Net debt as at 31 March 2026 was approximately $1.23 billion, down $130 million from the prior corresponding period.
The net debt to underlying EBITDA for the 12 months to 31 March 2026 was approximately 3.6x, a 20% reduction year on year.
The improvement in net debt was predominantly because of improved cash generation from lower capital expenditure requirements and disciplined working capital management.
Cost savings
Nufarm said that it’s still feeling the benefits of the $50 million run-rate cost savings achieved in FY25, which is helping offset inflationary impacts during the first half.
The company said its current strategy refresh is “sharpening the focus on quality of earnings, the prioritisation of markets and portfolio activities, strengthening cash generation and reducing debt and leverage.”
It’s targeting an initial $50 million of gross cost savings, which relate to the optimisation of its assets, including footprint and products, manufacturing costs and more.
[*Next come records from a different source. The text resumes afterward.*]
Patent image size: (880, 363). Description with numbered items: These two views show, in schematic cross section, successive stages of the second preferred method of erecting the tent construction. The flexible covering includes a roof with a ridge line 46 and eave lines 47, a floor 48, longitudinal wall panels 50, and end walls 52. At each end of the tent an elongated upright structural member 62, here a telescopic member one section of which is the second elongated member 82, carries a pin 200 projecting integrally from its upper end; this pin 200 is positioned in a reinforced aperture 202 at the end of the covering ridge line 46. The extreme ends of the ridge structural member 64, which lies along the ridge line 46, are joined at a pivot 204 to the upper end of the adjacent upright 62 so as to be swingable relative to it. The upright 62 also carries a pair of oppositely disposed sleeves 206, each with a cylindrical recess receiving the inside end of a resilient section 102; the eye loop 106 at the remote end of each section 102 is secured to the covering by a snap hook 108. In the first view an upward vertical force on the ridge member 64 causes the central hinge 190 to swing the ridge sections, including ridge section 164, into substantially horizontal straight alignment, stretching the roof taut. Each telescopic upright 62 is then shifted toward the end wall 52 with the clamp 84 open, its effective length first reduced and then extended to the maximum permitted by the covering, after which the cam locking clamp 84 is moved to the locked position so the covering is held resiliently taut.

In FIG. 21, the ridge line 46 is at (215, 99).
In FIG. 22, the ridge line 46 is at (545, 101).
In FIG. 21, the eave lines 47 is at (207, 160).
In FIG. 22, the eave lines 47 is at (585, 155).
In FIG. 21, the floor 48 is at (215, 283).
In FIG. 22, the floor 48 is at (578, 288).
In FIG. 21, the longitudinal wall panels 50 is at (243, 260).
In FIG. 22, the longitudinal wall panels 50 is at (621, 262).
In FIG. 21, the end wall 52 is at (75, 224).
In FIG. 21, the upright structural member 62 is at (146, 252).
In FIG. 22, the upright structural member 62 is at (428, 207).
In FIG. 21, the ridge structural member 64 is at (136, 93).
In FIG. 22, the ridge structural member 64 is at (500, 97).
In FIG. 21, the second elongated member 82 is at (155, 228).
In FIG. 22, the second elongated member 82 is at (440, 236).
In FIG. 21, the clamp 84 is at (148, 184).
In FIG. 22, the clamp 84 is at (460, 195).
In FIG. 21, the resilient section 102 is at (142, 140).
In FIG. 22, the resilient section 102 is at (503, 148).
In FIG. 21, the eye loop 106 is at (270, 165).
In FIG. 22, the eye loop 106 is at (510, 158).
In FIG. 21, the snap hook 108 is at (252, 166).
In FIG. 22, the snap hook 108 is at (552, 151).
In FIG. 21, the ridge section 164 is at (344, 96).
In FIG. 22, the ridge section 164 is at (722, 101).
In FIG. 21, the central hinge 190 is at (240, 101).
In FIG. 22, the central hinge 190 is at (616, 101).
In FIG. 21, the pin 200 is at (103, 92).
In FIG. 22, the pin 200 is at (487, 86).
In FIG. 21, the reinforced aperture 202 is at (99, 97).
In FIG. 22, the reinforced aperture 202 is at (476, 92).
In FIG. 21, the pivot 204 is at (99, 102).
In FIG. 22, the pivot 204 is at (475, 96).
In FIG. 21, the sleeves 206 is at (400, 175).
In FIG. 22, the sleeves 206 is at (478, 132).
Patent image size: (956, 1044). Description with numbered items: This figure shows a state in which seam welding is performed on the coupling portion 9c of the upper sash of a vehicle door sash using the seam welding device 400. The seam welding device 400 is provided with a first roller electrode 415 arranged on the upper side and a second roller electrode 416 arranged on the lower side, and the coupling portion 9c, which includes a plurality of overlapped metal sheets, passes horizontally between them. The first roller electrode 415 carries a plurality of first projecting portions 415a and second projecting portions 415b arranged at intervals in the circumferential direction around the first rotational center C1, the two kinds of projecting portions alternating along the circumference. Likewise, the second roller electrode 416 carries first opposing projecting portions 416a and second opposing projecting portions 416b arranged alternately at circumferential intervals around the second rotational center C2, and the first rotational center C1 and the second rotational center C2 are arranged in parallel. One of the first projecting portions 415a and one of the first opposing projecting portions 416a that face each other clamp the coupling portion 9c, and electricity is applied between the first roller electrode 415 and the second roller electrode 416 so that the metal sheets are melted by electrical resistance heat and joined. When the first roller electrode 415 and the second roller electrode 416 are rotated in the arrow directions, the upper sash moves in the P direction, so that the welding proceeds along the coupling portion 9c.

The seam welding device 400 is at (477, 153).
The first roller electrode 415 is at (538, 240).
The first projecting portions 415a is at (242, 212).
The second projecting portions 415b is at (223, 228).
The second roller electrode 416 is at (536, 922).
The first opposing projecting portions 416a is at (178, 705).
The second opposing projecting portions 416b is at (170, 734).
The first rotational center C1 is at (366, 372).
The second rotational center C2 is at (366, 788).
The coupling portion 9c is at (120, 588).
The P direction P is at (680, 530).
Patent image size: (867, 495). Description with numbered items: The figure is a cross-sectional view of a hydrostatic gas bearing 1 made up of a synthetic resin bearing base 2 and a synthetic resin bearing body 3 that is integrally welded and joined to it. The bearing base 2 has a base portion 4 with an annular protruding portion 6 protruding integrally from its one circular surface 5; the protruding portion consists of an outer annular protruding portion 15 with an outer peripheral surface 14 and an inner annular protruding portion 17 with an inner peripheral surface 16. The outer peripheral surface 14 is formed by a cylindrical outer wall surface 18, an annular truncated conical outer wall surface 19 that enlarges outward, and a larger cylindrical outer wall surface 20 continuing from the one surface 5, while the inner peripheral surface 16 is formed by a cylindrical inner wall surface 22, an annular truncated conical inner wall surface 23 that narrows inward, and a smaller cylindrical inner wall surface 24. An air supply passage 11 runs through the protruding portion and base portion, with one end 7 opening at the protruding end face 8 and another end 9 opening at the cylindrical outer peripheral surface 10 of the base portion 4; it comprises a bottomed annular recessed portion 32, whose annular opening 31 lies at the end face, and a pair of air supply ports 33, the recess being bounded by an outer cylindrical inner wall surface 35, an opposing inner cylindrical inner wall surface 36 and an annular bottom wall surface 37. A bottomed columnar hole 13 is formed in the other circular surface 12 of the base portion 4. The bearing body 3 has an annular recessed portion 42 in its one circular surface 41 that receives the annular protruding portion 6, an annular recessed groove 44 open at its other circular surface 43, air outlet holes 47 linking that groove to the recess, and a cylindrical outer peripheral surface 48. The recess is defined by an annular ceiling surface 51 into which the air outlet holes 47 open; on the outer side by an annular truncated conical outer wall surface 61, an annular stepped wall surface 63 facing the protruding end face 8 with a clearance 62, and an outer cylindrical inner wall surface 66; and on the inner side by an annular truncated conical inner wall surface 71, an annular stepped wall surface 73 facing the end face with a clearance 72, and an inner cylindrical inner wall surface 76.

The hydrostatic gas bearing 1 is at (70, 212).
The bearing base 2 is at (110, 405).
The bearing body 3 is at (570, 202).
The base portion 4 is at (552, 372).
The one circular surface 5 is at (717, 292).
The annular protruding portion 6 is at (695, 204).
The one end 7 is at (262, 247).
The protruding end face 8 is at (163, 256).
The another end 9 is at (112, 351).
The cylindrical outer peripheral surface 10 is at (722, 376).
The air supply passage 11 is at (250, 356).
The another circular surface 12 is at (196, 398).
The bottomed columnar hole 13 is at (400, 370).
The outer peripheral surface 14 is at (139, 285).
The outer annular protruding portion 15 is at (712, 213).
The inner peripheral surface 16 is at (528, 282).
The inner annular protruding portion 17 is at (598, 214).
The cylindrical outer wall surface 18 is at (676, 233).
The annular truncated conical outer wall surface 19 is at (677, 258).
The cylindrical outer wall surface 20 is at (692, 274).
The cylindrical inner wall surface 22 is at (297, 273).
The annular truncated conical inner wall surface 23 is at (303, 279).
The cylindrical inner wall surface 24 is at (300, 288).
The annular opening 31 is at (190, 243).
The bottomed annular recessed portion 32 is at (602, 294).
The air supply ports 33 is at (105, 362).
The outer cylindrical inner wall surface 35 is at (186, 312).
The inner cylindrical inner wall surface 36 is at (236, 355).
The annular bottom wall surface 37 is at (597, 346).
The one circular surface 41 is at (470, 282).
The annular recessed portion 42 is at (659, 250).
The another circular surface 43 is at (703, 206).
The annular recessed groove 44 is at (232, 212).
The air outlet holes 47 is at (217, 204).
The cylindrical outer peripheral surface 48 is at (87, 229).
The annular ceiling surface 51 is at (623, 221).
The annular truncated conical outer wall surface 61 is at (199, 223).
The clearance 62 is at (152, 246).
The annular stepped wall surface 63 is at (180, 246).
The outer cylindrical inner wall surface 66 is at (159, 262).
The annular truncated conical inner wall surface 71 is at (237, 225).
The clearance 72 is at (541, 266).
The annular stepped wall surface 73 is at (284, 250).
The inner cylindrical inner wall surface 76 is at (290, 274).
Cash implementation costs are expected to be approximately $15 million and weighted towards FY27 and are expected to reach the full $50 million run-rate by the end of FY27.
April trading
Nufarm said that it has continued to see positive trading momentum across all regions.
It said it’s managing increases in the cost of active ingredients, freight and energy arising from the Middle East conflict through “disciplined inventory management and pricing actions”.
Nufarm said supply chains are currently operating “largely normally” and its teams are seeing “growers continue with typical seasonal activity as they navigate higher fuel and fertiliser costs”.
Final thoughts on the Nufarm share price
The business is clearly navigating the current situation fairly well and it has an important part to play to help its customers during this period.
It’s certainly not as cheap not as it was before today, so investors can’t take advantage of it being undervalued. But what happens next? It’s hard to say – there are other ASX growth shares I’d rather buy.